The measurement results of each example and comparative example are summarized in Table 1.

When a compound having a bifunctional (meth) acryloyl group is not used in the structural unit derived from the butane (butadiene) polymer of the component (B) as in Comparative Examples 1 to 3, the dielectric constant increases and haze increases. May be higher. When isostearyl acrylate (ISTA) is used as a (meth) acrylic acid derivative monomer having one (meth) acryloyl group in the molecule as in (A2) as in Comparative Examples 1 and 2, comparison without using it The dielectric constant is lower than in Example 3.
On the other hand, as shown in Examples 1 to 6, (A) component (A1) (meth) acrylic acid derivative polymer and (A2) (meth) acryloyl group in the molecule (meth) When both a compound having an acrylic acid derivative monomer and a compound containing a structural unit derived from a (B) component butane polymer having a (meth) acryloyl group or a butadiene polymer having a (meth) acryloyl group are contained The dielectric sheet has a low dielectric constant and a low haze value after being left in a high-temperature and high-humidity environment.

<Example 7>
[Preparation of adhesive sheet 1B (4-layer product)]

(I) A liquid adhesive resin composition was obtained in the same manner as in Example 1.
(II) After coating this adhesive resin composition on one surface of the heavy release separator 3 to form a coating film, the temporary separator 6 is laminated on the adhesive layer 2 and irradiated with ultraviolet rays (2.0 × 10 ³ mJ / cm ² ), and then, an acrylic adhesive (Hitalex K-6040 (trade name), manufactured by Hitachi Chemical Co., Ltd.) is laminated on the other surface of the heavy release separator 3 A carrier film 5 was laminated.
(III) The heavy release separator 3, the adhesive layer 2, the temporary separator 6 and the carrier film 5 were cut so as to be 220 mm × 180 mm.
(IV) The pressure-sensitive adhesive layer 2, the heavy release separator 3 and the temporary separator 6 were cut with a rotary blade having a diameter of 72 mm so as to be 205 mm × 160 mm. A rotary punching device was used for cutting. At this time, both long sides of the carrier film 5 protrude 7.5 mm from both long sides of the adhesive layer 2, and both short sides of the carrier film 5 are short of the adhesive layer 2. It cut | disconnected so that it might protrude 10 mm from both sides of a side.
(V) The temporary separator 6 was peeled off, and a 215 mm × 170 mm light release separator 4 was laminated on the adhesive layer 2. Thus, the adhesive sheet 1B for image display apparatuses was obtained. At this time, both sides on the long side of the light release separator 4 protrude 5 mm from both sides on the long side of the adhesive layer 2, and both sides on the short side of the light release separator 4 are short sides of the adhesive layer 2. Lamination was carried out so as to protrude 5 mm from both sides.

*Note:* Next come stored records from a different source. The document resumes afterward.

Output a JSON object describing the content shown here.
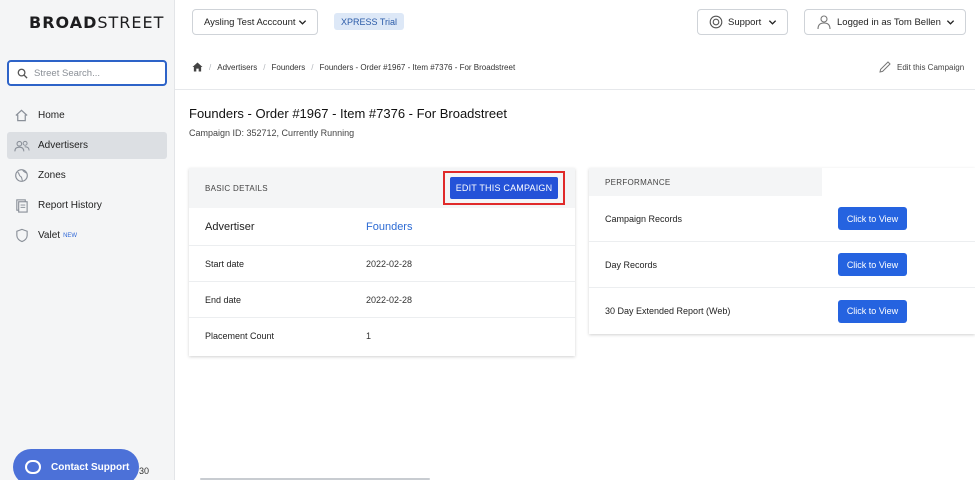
{
  "brand": {
    "bold": "BROAD",
    "light": "STREET"
  },
  "search": {
    "placeholder": "Street Search..."
  },
  "sidebar": {
    "items": [
      {
        "label": "Home",
        "icon": "home-icon"
      },
      {
        "label": "Advertisers",
        "icon": "users-icon",
        "active": true
      },
      {
        "label": "Zones",
        "icon": "globe-icon"
      },
      {
        "label": "Report History",
        "icon": "report-icon"
      },
      {
        "label": "Valet",
        "icon": "shield-icon",
        "badge": "NEW"
      }
    ],
    "contact_label": "Contact Support",
    "bottom_number": "30"
  },
  "header": {
    "account": "Aysling Test Acccount",
    "plan_badge": "XPRESS Trial",
    "support_label": "Support",
    "user_label": "Logged in as Tom Bellen"
  },
  "breadcrumb": {
    "items": [
      "Advertisers",
      "Founders",
      "Founders - Order #1967 - Item #7376 - For Broadstreet"
    ],
    "edit_link": "Edit this Campaign"
  },
  "page": {
    "title": "Founders - Order #1967 - Item #7376 - For Broadstreet",
    "subtitle": "Campaign ID: 352712, Currently Running"
  },
  "basic": {
    "header": "BASIC DETAILS",
    "edit_button": "EDIT THIS CAMPAIGN",
    "rows": [
      {
        "label": "Advertiser",
        "value": "Founders"
      },
      {
        "label": "Start date",
        "value": "2022-02-28"
      },
      {
        "label": "End date",
        "value": "2022-02-28"
      },
      {
        "label": "Placement Count",
        "value": "1"
      }
    ]
  },
  "performance": {
    "header": "PERFORMANCE",
    "rows": [
      {
        "label": "Campaign Records",
        "button": "Click to View"
      },
      {
        "label": "Day Records",
        "button": "Click to View"
      },
      {
        "label": "30 Day Extended Report (Web)",
        "button": "Click to View"
      }
    ]
  },
  "colors": {
    "primary": "#2452d8",
    "highlight": "#e02a2a",
    "link": "#2d6bd4"
  }
}
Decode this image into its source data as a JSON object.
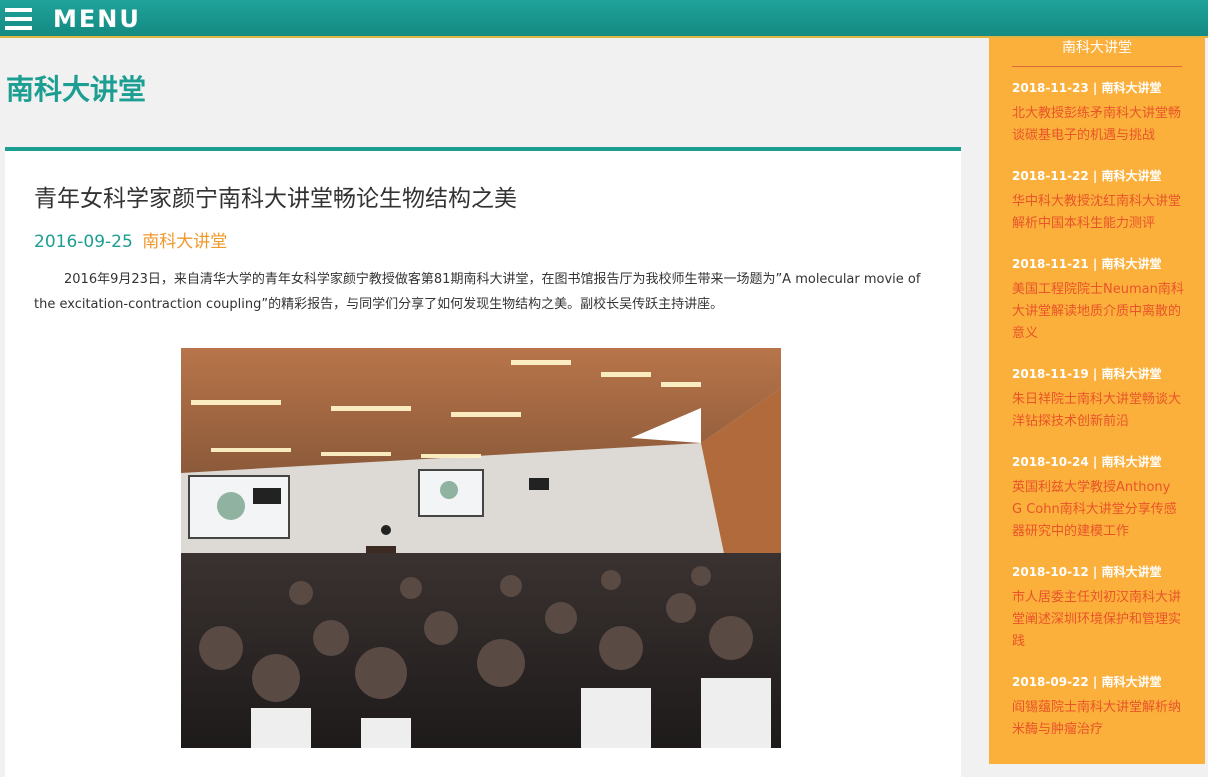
{
  "topbar": {
    "menu_label": "MENU",
    "accent": "#1c9e93",
    "border": "#e1b640"
  },
  "section_title": "南科大讲堂",
  "article": {
    "title": "青年女科学家颜宁南科大讲堂畅论生物结构之美",
    "date": "2016-09-25",
    "category": "南科大讲堂",
    "body": "2016年9月23日，来自清华大学的青年女科学家颜宁教授做客第81期南科大讲堂，在图书馆报告厅为我校师生带来一场题为”A molecular movie of the excitation-contraction coupling”的精彩报告，与同学们分享了如何发现生物结构之美。副校长吴传跃主持讲座。"
  },
  "sidebar": {
    "heading": "南科大讲堂",
    "background": "#fbb03b",
    "link_color": "#e8542a",
    "items": [
      {
        "meta": "2018-11-23 | 南科大讲堂",
        "title": "北大教授彭练矛南科大讲堂畅谈碳基电子的机遇与挑战"
      },
      {
        "meta": "2018-11-22 | 南科大讲堂",
        "title": "华中科大教授沈红南科大讲堂解析中国本科生能力测评"
      },
      {
        "meta": "2018-11-21 | 南科大讲堂",
        "title": "美国工程院院士Neuman南科大讲堂解读地质介质中离散的意义"
      },
      {
        "meta": "2018-11-19 | 南科大讲堂",
        "title": "朱日祥院士南科大讲堂畅谈大洋钻探技术创新前沿"
      },
      {
        "meta": "2018-10-24 | 南科大讲堂",
        "title": "英国利兹大学教授Anthony G Cohn南科大讲堂分享传感器研究中的建模工作"
      },
      {
        "meta": "2018-10-12 | 南科大讲堂",
        "title": "市人居委主任刘初汉南科大讲堂阐述深圳环境保护和管理实践"
      },
      {
        "meta": "2018-09-22 | 南科大讲堂",
        "title": "阎锡蕴院士南科大讲堂解析纳米酶与肿瘤治疗"
      }
    ]
  }
}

  When the same evaluation as described above was performed on the pressure-sensitive adhesive sheet 1B for an image display device, a pressure-sensitive adhesive sheet having a desired shape could be produced, and the optical characteristics and dielectric constant were excellent as in Example 1. .

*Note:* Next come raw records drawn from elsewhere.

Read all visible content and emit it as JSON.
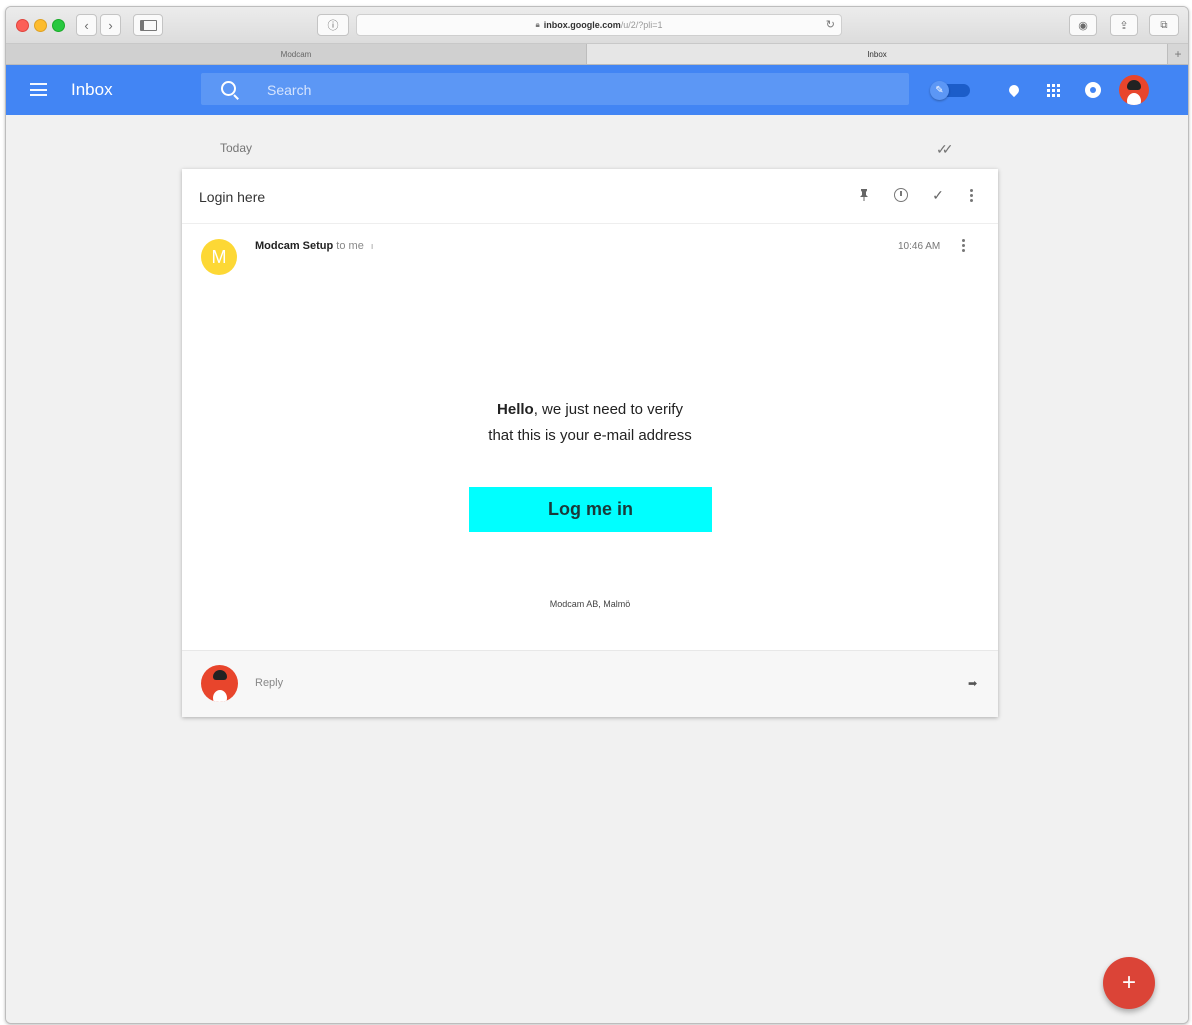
{
  "browser": {
    "url_host": "inbox.google.com",
    "url_path": "/u/2/?pli=1",
    "tabs": [
      {
        "label": "Modcam"
      },
      {
        "label": "Inbox"
      }
    ],
    "new_tab_label": "+"
  },
  "header": {
    "title": "Inbox",
    "search_placeholder": "Search",
    "accent_color": "#4285f4"
  },
  "inbox": {
    "section_label": "Today",
    "email": {
      "subject": "Login here",
      "sender_initial": "M",
      "sender_name": "Modcam Setup",
      "recipient": "to me",
      "time": "10:46 AM",
      "body_hello": "Hello",
      "body_line1_rest": ", we just need to verify",
      "body_line2": "that this is your e-mail address",
      "button_label": "Log me in",
      "button_color": "#00ffff",
      "footer": "Modcam AB, Malmö"
    },
    "reply_label": "Reply"
  },
  "fab": {
    "label": "+",
    "color": "#db4437"
  }
}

  ADVANTAGE OF THE INVENTION According to this invention, the adhesive sheet for image display apparatuses which is excellent in the optical characteristic after being left to stand in a low dielectric constant and high temperature and humidity environment can be manufactured. A device in which such an adhesive layer is incorporated not only prevents the sensitivity of the touch panel from being lowered, but also prevents the visibility from being lowered. Therefore, the adhesive sheet of the present invention is suitable for use in an image display apparatus. In particular, it is extremely useful as a sheet material used when filling a space between an information input device such as a touch panel and a transparent protective plate.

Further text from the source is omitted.